New Features for Duplicate Bug Detection Nathan Klein, Department of Computer Science, Oberlin College, Oberlin, Ohio, USA, nklein@oberlin.edu Christopher S. Corley, Nicholas A. Kraft, Department of Computer Science, The University of Alabama, Tuscaloosa, Alabama, USA, cscorley@ua.edu, nkraft@cs.ua.edu
#Keywords:
-
ii1. Duplicate bug reports: When many developers/testers file a bug report having same technical problems but they use different terminology or styles and write about different phenomenon to write about the same issue(s) that is classified as a duplicate bug report.
-
ii2. Topic model: In machine learning and natural language processing, a topic model is a type of statistical model for discovering the abstract "topics" that occur in a collection of documents.
-
ii3. Machine learning: Machine learning is a subfield of computer science that is closely related to (and often overlaps with) computational statistics; a discipline which also focuses in prediction-making through the use of computers.
-
ii4. Deduplication: In computing deduplication is a specialized compression technique for eliminating duplicate copies of repeating data
###Notes:
-
iii1. Data set: The writers have used the data collected by – ‘A. Alipour, A. Hindle, and E. Stroulia. A contextual approach towards more accurate duplicate bug report detection. In Proc. 10th Working Conf. on Mining Software Repositories, pages 183–192, 2013.’. It consists of reports pulled from the android database between November 2007 and September 2012
-
iii2. Related Work: The work related to the authors work is by C. Sun, D. Lo, S.-C. Khoo, and J. Jiang who formulated the duplicate bug detection problem as given a bug report, return a list of the top-k most similar bug reports. Also one of the other related works is by Alipour who formulated the problem as given two bug reports, predict whether they are duplicates. The authors have mentioned that their approach is similar to the latter approach.
-
iii3. Results : The outcome of the authors’ study is
- The descriptive power of the suite of attributes show that they provide an increase in accuracy, AUC, and Kappa statistics over other related works when applied to the Android repository.

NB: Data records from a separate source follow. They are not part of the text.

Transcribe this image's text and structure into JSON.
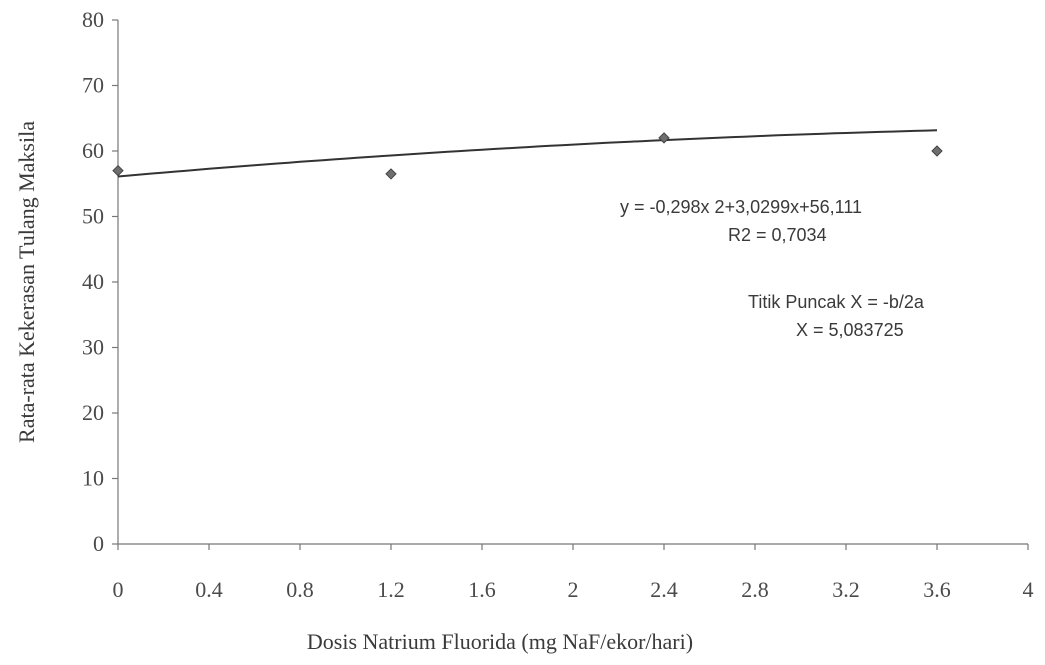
{
  "chart_data": {
    "type": "scatter",
    "xlabel": "Dosis Natrium Fluorida (mg NaF/ekor/hari)",
    "ylabel": "Rata-rata Kekerasan Tulang Maksila",
    "xlim": [
      0,
      4
    ],
    "ylim": [
      0,
      80
    ],
    "x_ticks": [
      "0",
      "0.4",
      "0.8",
      "1.2",
      "1.6",
      "2",
      "2.4",
      "2.8",
      "3.2",
      "3.6",
      "4"
    ],
    "y_ticks": [
      "0",
      "10",
      "20",
      "30",
      "40",
      "50",
      "60",
      "70",
      "80"
    ],
    "series": [
      {
        "points": [
          {
            "x": 0,
            "y": 57
          },
          {
            "x": 1.2,
            "y": 56.5
          },
          {
            "x": 2.4,
            "y": 62
          },
          {
            "x": 3.6,
            "y": 60
          }
        ]
      }
    ],
    "trendline": {
      "type": "polynomial",
      "a": -0.298,
      "b": 3.0299,
      "c": 56.111
    },
    "equation_label": "y = -0,298x 2+3,0299x+56,111",
    "r2_label": "R2 = 0,7034",
    "peak_label": "Titik Puncak X = -b/2a",
    "peak_value_label": "X = 5,083725",
    "grid": false,
    "legend": "none"
  }
}
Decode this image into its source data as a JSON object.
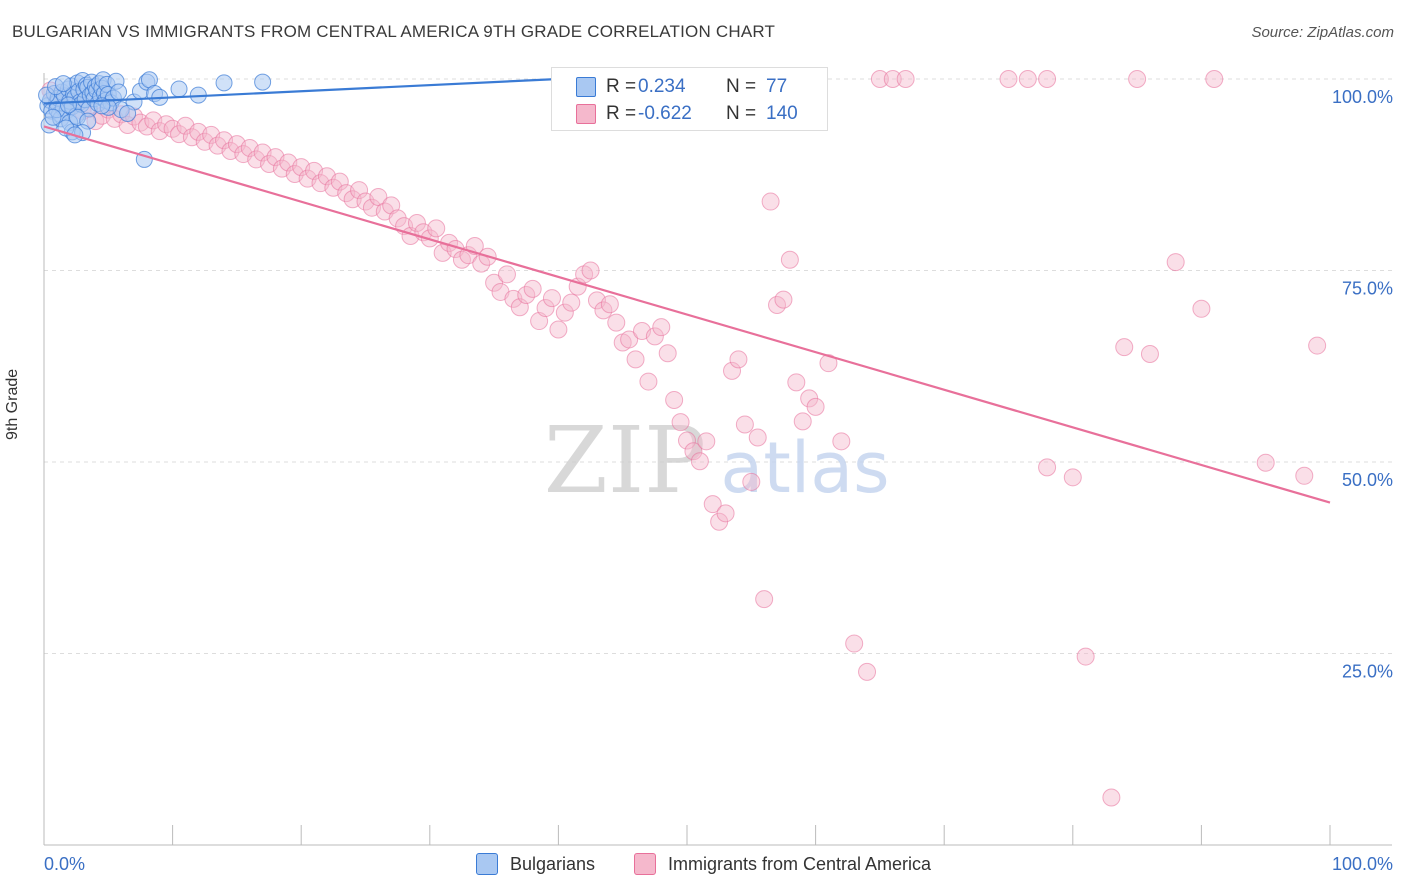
{
  "title": "BULGARIAN VS IMMIGRANTS FROM CENTRAL AMERICA 9TH GRADE CORRELATION CHART",
  "source": "Source: ZipAtlas.com",
  "watermark": {
    "zip": "ZIP",
    "atlas": "atlas"
  },
  "colors": {
    "blue": "#3a7bd5",
    "blue_fill": "#a9c8f2",
    "pink": "#e8709a",
    "pink_fill": "#f5b8cc",
    "tick_label": "#3a6fc4",
    "grid": "#dddddd"
  },
  "legend": {
    "rows": [
      {
        "r_label": "R =",
        "r_value": "0.234",
        "n_label": "N =",
        "n_value": "77"
      },
      {
        "r_label": "R =",
        "r_value": "-0.622",
        "n_label": "N =",
        "n_value": "140"
      }
    ]
  },
  "bottom_legend": [
    "Bulgarians",
    "Immigrants from Central America"
  ],
  "chart_data": {
    "type": "scatter",
    "title": "BULGARIAN VS IMMIGRANTS FROM CENTRAL AMERICA 9TH GRADE CORRELATION CHART",
    "xlabel": "",
    "ylabel": "9th Grade",
    "xlim": [
      0,
      100
    ],
    "ylim": [
      0,
      100
    ],
    "x_tick_labels": [
      "0.0%",
      "100.0%"
    ],
    "y_ticks": [
      25,
      50,
      75,
      100
    ],
    "y_tick_labels": [
      "25.0%",
      "50.0%",
      "75.0%",
      "100.0%"
    ],
    "series": [
      {
        "name": "Bulgarians",
        "R": 0.234,
        "N": 77,
        "trend": {
          "x": [
            0,
            40
          ],
          "y": [
            96.8,
            100
          ]
        },
        "points": [
          [
            0.3,
            96.5
          ],
          [
            0.5,
            97.2
          ],
          [
            0.6,
            95.8
          ],
          [
            0.8,
            98.1
          ],
          [
            1.0,
            96.9
          ],
          [
            1.1,
            97.5
          ],
          [
            1.2,
            95.4
          ],
          [
            1.4,
            98.3
          ],
          [
            1.5,
            96.2
          ],
          [
            1.6,
            97.8
          ],
          [
            1.8,
            95.9
          ],
          [
            1.9,
            98.7
          ],
          [
            2.0,
            97.1
          ],
          [
            2.1,
            99.1
          ],
          [
            2.2,
            96.4
          ],
          [
            2.3,
            98.0
          ],
          [
            2.4,
            97.6
          ],
          [
            2.5,
            95.2
          ],
          [
            2.6,
            99.5
          ],
          [
            2.7,
            98.4
          ],
          [
            2.8,
            97.0
          ],
          [
            2.9,
            96.7
          ],
          [
            3.0,
            99.8
          ],
          [
            3.1,
            98.6
          ],
          [
            3.2,
            97.3
          ],
          [
            3.3,
            99.2
          ],
          [
            3.4,
            98.9
          ],
          [
            3.5,
            96.1
          ],
          [
            3.6,
            97.9
          ],
          [
            3.7,
            99.6
          ],
          [
            3.8,
            98.2
          ],
          [
            3.9,
            97.4
          ],
          [
            4.0,
            99.0
          ],
          [
            4.1,
            98.5
          ],
          [
            4.2,
            96.8
          ],
          [
            4.3,
            99.4
          ],
          [
            4.4,
            97.7
          ],
          [
            4.5,
            98.8
          ],
          [
            4.6,
            99.9
          ],
          [
            4.7,
            98.1
          ],
          [
            4.8,
            97.2
          ],
          [
            4.9,
            99.3
          ],
          [
            5.0,
            98.0
          ],
          [
            5.2,
            96.9
          ],
          [
            5.4,
            97.5
          ],
          [
            5.6,
            99.7
          ],
          [
            5.8,
            98.3
          ],
          [
            6.0,
            96.0
          ],
          [
            0.4,
            94.0
          ],
          [
            1.3,
            94.8
          ],
          [
            2.0,
            94.3
          ],
          [
            2.2,
            93.1
          ],
          [
            1.7,
            93.6
          ],
          [
            0.2,
            97.9
          ],
          [
            0.9,
            99.0
          ],
          [
            1.5,
            99.4
          ],
          [
            2.6,
            95.0
          ],
          [
            3.4,
            94.5
          ],
          [
            5.0,
            96.3
          ],
          [
            7.0,
            97.0
          ],
          [
            7.5,
            98.4
          ],
          [
            8.0,
            99.6
          ],
          [
            8.2,
            99.9
          ],
          [
            8.6,
            98.1
          ],
          [
            9.0,
            97.6
          ],
          [
            10.5,
            98.7
          ],
          [
            12.0,
            97.9
          ],
          [
            14.0,
            99.5
          ],
          [
            17.0,
            99.6
          ],
          [
            4.5,
            96.5
          ],
          [
            6.5,
            95.5
          ],
          [
            3.0,
            93.0
          ],
          [
            7.8,
            89.5
          ],
          [
            2.4,
            92.7
          ],
          [
            1.0,
            96.0
          ],
          [
            0.7,
            95.0
          ],
          [
            1.9,
            96.6
          ]
        ]
      },
      {
        "name": "Immigrants from Central America",
        "R": -0.622,
        "N": 140,
        "trend": {
          "x": [
            0,
            100
          ],
          "y": [
            93.8,
            44.7
          ]
        },
        "points": [
          [
            0.5,
            98.5
          ],
          [
            1.0,
            97.0
          ],
          [
            1.5,
            97.8
          ],
          [
            2.0,
            96.5
          ],
          [
            2.5,
            97.2
          ],
          [
            3.0,
            95.8
          ],
          [
            3.5,
            96.1
          ],
          [
            4.0,
            94.5
          ],
          [
            4.5,
            95.2
          ],
          [
            5.0,
            96.0
          ],
          [
            5.5,
            94.8
          ],
          [
            6.0,
            95.4
          ],
          [
            6.5,
            94.0
          ],
          [
            7.0,
            95.1
          ],
          [
            7.5,
            94.3
          ],
          [
            8.0,
            93.8
          ],
          [
            8.5,
            94.6
          ],
          [
            9.0,
            93.2
          ],
          [
            9.5,
            94.1
          ],
          [
            10.0,
            93.5
          ],
          [
            10.5,
            92.8
          ],
          [
            11.0,
            93.9
          ],
          [
            11.5,
            92.4
          ],
          [
            12.0,
            93.1
          ],
          [
            12.5,
            91.8
          ],
          [
            13.0,
            92.7
          ],
          [
            13.5,
            91.3
          ],
          [
            14.0,
            92.0
          ],
          [
            14.5,
            90.6
          ],
          [
            15.0,
            91.5
          ],
          [
            15.5,
            90.2
          ],
          [
            16.0,
            91.0
          ],
          [
            16.5,
            89.5
          ],
          [
            17.0,
            90.4
          ],
          [
            17.5,
            88.9
          ],
          [
            18.0,
            89.8
          ],
          [
            18.5,
            88.3
          ],
          [
            19.0,
            89.1
          ],
          [
            19.5,
            87.6
          ],
          [
            20.0,
            88.5
          ],
          [
            20.5,
            87.0
          ],
          [
            21.0,
            88.0
          ],
          [
            21.5,
            86.4
          ],
          [
            22.0,
            87.3
          ],
          [
            22.5,
            85.8
          ],
          [
            23.0,
            86.6
          ],
          [
            23.5,
            85.1
          ],
          [
            24.0,
            84.3
          ],
          [
            24.5,
            85.5
          ],
          [
            25.0,
            84.0
          ],
          [
            25.5,
            83.2
          ],
          [
            26.0,
            84.6
          ],
          [
            26.5,
            82.7
          ],
          [
            27.0,
            83.5
          ],
          [
            27.5,
            81.8
          ],
          [
            28.0,
            80.8
          ],
          [
            28.5,
            79.5
          ],
          [
            29.0,
            81.2
          ],
          [
            29.5,
            80.0
          ],
          [
            30.0,
            79.2
          ],
          [
            30.5,
            80.5
          ],
          [
            31.0,
            77.3
          ],
          [
            31.5,
            78.6
          ],
          [
            32.0,
            77.8
          ],
          [
            32.5,
            76.4
          ],
          [
            33.0,
            77.0
          ],
          [
            33.5,
            78.2
          ],
          [
            34.0,
            75.9
          ],
          [
            34.5,
            76.8
          ],
          [
            35.0,
            73.4
          ],
          [
            35.5,
            72.2
          ],
          [
            36.0,
            74.5
          ],
          [
            36.5,
            71.3
          ],
          [
            37.0,
            70.2
          ],
          [
            37.5,
            71.8
          ],
          [
            38.0,
            72.6
          ],
          [
            38.5,
            68.4
          ],
          [
            39.0,
            70.1
          ],
          [
            39.5,
            71.4
          ],
          [
            40.0,
            67.3
          ],
          [
            40.5,
            69.5
          ],
          [
            41.0,
            70.8
          ],
          [
            41.5,
            72.9
          ],
          [
            42.0,
            74.5
          ],
          [
            42.5,
            75.0
          ],
          [
            43.0,
            71.1
          ],
          [
            43.5,
            69.8
          ],
          [
            44.0,
            70.6
          ],
          [
            44.5,
            68.2
          ],
          [
            45.0,
            65.6
          ],
          [
            45.5,
            66.0
          ],
          [
            46.0,
            63.4
          ],
          [
            46.5,
            67.1
          ],
          [
            47.0,
            60.5
          ],
          [
            47.5,
            66.4
          ],
          [
            48.0,
            67.6
          ],
          [
            48.5,
            64.2
          ],
          [
            49.0,
            58.1
          ],
          [
            49.5,
            55.2
          ],
          [
            50.0,
            52.8
          ],
          [
            50.5,
            51.4
          ],
          [
            51.0,
            50.1
          ],
          [
            51.5,
            52.7
          ],
          [
            52.0,
            44.5
          ],
          [
            52.5,
            42.2
          ],
          [
            53.0,
            43.3
          ],
          [
            53.5,
            61.9
          ],
          [
            54.0,
            63.4
          ],
          [
            54.5,
            54.9
          ],
          [
            55.0,
            47.4
          ],
          [
            55.5,
            53.2
          ],
          [
            56.0,
            32.1
          ],
          [
            56.5,
            84.0
          ],
          [
            57.0,
            70.5
          ],
          [
            57.5,
            71.2
          ],
          [
            58.0,
            76.4
          ],
          [
            58.5,
            60.4
          ],
          [
            59.0,
            55.3
          ],
          [
            59.5,
            58.3
          ],
          [
            60.0,
            57.2
          ],
          [
            61.0,
            62.9
          ],
          [
            62.0,
            52.7
          ],
          [
            63.0,
            26.3
          ],
          [
            64.0,
            22.6
          ],
          [
            65.0,
            100.0
          ],
          [
            66.0,
            100.0
          ],
          [
            67.0,
            100.0
          ],
          [
            75.0,
            100.0
          ],
          [
            76.5,
            100.0
          ],
          [
            78.0,
            100.0
          ],
          [
            85.0,
            100.0
          ],
          [
            91.0,
            100.0
          ],
          [
            78.0,
            49.3
          ],
          [
            80.0,
            48.0
          ],
          [
            81.0,
            24.6
          ],
          [
            83.0,
            6.2
          ],
          [
            84.0,
            65.0
          ],
          [
            86.0,
            64.1
          ],
          [
            88.0,
            76.1
          ],
          [
            90.0,
            70.0
          ],
          [
            95.0,
            49.9
          ],
          [
            98.0,
            48.2
          ],
          [
            99.0,
            65.2
          ]
        ]
      }
    ]
  }
}
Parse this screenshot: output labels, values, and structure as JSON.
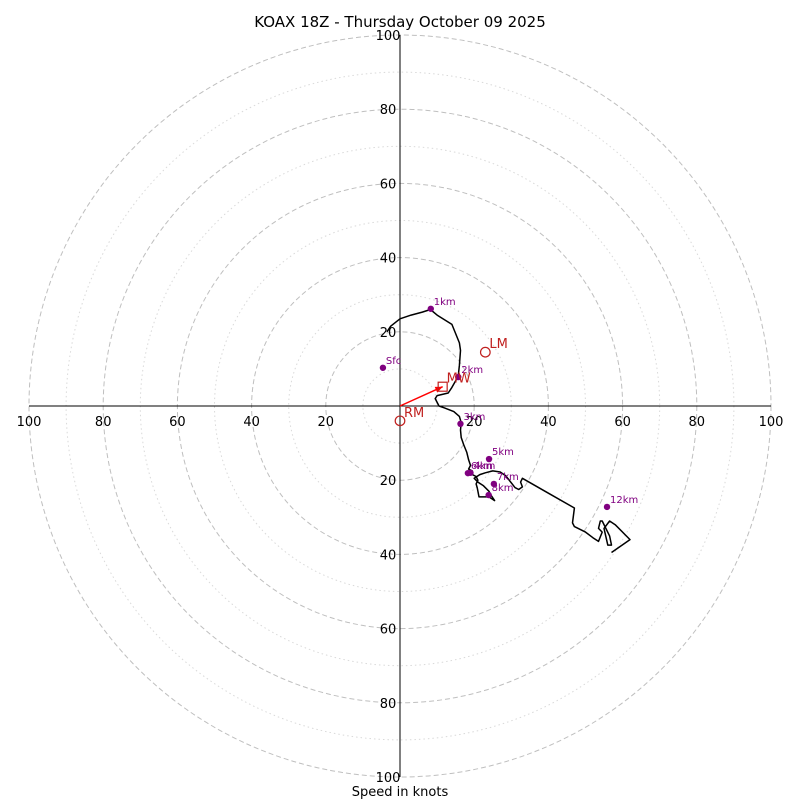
{
  "chart_data": {
    "type": "scatter",
    "title": "KOAX 18Z - Thursday October 09 2025",
    "xlabel": "Speed in knots",
    "ylabel": "",
    "xlim": [
      -100,
      100
    ],
    "ylim": [
      -100,
      100
    ],
    "ring_step_major": 20,
    "ring_step_minor": 10,
    "axis_tick_labels": [
      "100",
      "80",
      "60",
      "40",
      "20",
      "20",
      "40",
      "60",
      "80",
      "100"
    ],
    "hodograph_trace": [
      [
        -3.5,
        20
      ],
      [
        -2.5,
        21.5
      ],
      [
        0,
        23.5
      ],
      [
        3,
        24.5
      ],
      [
        6,
        25.3
      ],
      [
        8.2,
        26
      ],
      [
        10,
        24.5
      ],
      [
        14,
        22
      ],
      [
        16,
        17
      ],
      [
        16.3,
        15
      ],
      [
        16,
        11
      ],
      [
        15.7,
        8
      ],
      [
        14,
        5
      ],
      [
        13,
        3.5
      ],
      [
        10,
        2.8
      ],
      [
        9.5,
        2
      ],
      [
        10.5,
        0
      ],
      [
        12,
        -0.5
      ],
      [
        14.5,
        -1.5
      ],
      [
        16,
        -2.8
      ],
      [
        16.5,
        -4.5
      ],
      [
        16.3,
        -6.5
      ],
      [
        16.5,
        -8.5
      ],
      [
        17.2,
        -10.5
      ],
      [
        18,
        -12.5
      ],
      [
        18.5,
        -14.5
      ],
      [
        19,
        -16
      ],
      [
        18.5,
        -17
      ],
      [
        19.5,
        -17.5
      ],
      [
        18,
        -17.8
      ],
      [
        19.5,
        -18.5
      ],
      [
        20.5,
        -19
      ],
      [
        21,
        -20
      ],
      [
        20.5,
        -21
      ],
      [
        20.8,
        -22
      ],
      [
        21.3,
        -24.5
      ],
      [
        24,
        -24.5
      ],
      [
        25.5,
        -25.5
      ],
      [
        24.5,
        -24
      ],
      [
        24,
        -23
      ],
      [
        22.5,
        -21.5
      ],
      [
        21,
        -20.5
      ],
      [
        20,
        -19.5
      ],
      [
        21.5,
        -18.5
      ],
      [
        23,
        -18
      ],
      [
        25,
        -17.5
      ],
      [
        27,
        -17.8
      ],
      [
        28.5,
        -18.8
      ],
      [
        31,
        -22
      ],
      [
        32,
        -22.5
      ],
      [
        33,
        -21.8
      ],
      [
        32.5,
        -20.5
      ],
      [
        33,
        -19.5
      ],
      [
        40,
        -23.5
      ],
      [
        47,
        -27.5
      ],
      [
        46.5,
        -31.5
      ],
      [
        47,
        -32.5
      ],
      [
        50,
        -34
      ],
      [
        52,
        -35.5
      ],
      [
        53.5,
        -36.5
      ],
      [
        54.5,
        -34
      ],
      [
        53.5,
        -33
      ],
      [
        54,
        -31
      ],
      [
        54.5,
        -31
      ],
      [
        56.5,
        -35
      ],
      [
        57,
        -37.5
      ],
      [
        56,
        -37.5
      ],
      [
        55,
        -33
      ],
      [
        56.5,
        -31
      ],
      [
        58,
        -32
      ],
      [
        62,
        -36
      ],
      [
        57,
        -39.5
      ]
    ],
    "height_markers": [
      {
        "label": "Sfc",
        "u": -4.6,
        "v": 10.3
      },
      {
        "label": "1km",
        "u": 8.3,
        "v": 26.2
      },
      {
        "label": "2km",
        "u": 15.7,
        "v": 7.8
      },
      {
        "label": "3km",
        "u": 16.3,
        "v": -4.8
      },
      {
        "label": "4km",
        "u": 19,
        "v": -18
      },
      {
        "label": "5km",
        "u": 24,
        "v": -14.3
      },
      {
        "label": "6km",
        "u": 18.3,
        "v": -18.1
      },
      {
        "label": "7km",
        "u": 25.3,
        "v": -21
      },
      {
        "label": "8km",
        "u": 23.9,
        "v": -24
      },
      {
        "label": "12km",
        "u": 55.8,
        "v": -27.2
      }
    ],
    "storm_motion": [
      {
        "label": "LM",
        "u": 23,
        "v": 14.5,
        "shape": "circle"
      },
      {
        "label": "MW",
        "u": 11.5,
        "v": 5.2,
        "shape": "square"
      },
      {
        "label": "RM",
        "u": 0,
        "v": -4,
        "shape": "circle"
      }
    ],
    "motion_vector": {
      "u": 11.5,
      "v": 5.2
    },
    "colors": {
      "trace": "#000000",
      "markers": "#800080",
      "storm_motion": "#c0201f",
      "vector": "#ff0000",
      "grid": "#bfbfbf",
      "axes": "#000000"
    }
  }
}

- The effectiveness and simplicity of the metrics proposed in this study make them good candidates for futures studies on duplicate bug reports.
- The use of Bagging to aid in classification provided a small increase in accuracy.
-
iii4. Future work: The authors have suggested that a future study which utilizes their metrics in order to find duplicates of incoming bugs, using a top-k approach in which a fixed number of possible duplicate reports are presented for each incoming report, would further test their effectiveness.
#Improvements:
-
iv1. The author could maintain a separate section for related work. This could ensure that the readers will get proper idea of what related work is already done in the beginning itself. So that they could relate it further in the paper wherever required.
-
iv2. The author could add a separate section for future work. The author has added future work in the conclusion section. This makes it confusing to understand at times.
-
iv3. When the author mentions that their study performs better in terms of some parameters, they could add a few pictorial representation of few of them for better understanding of the reader.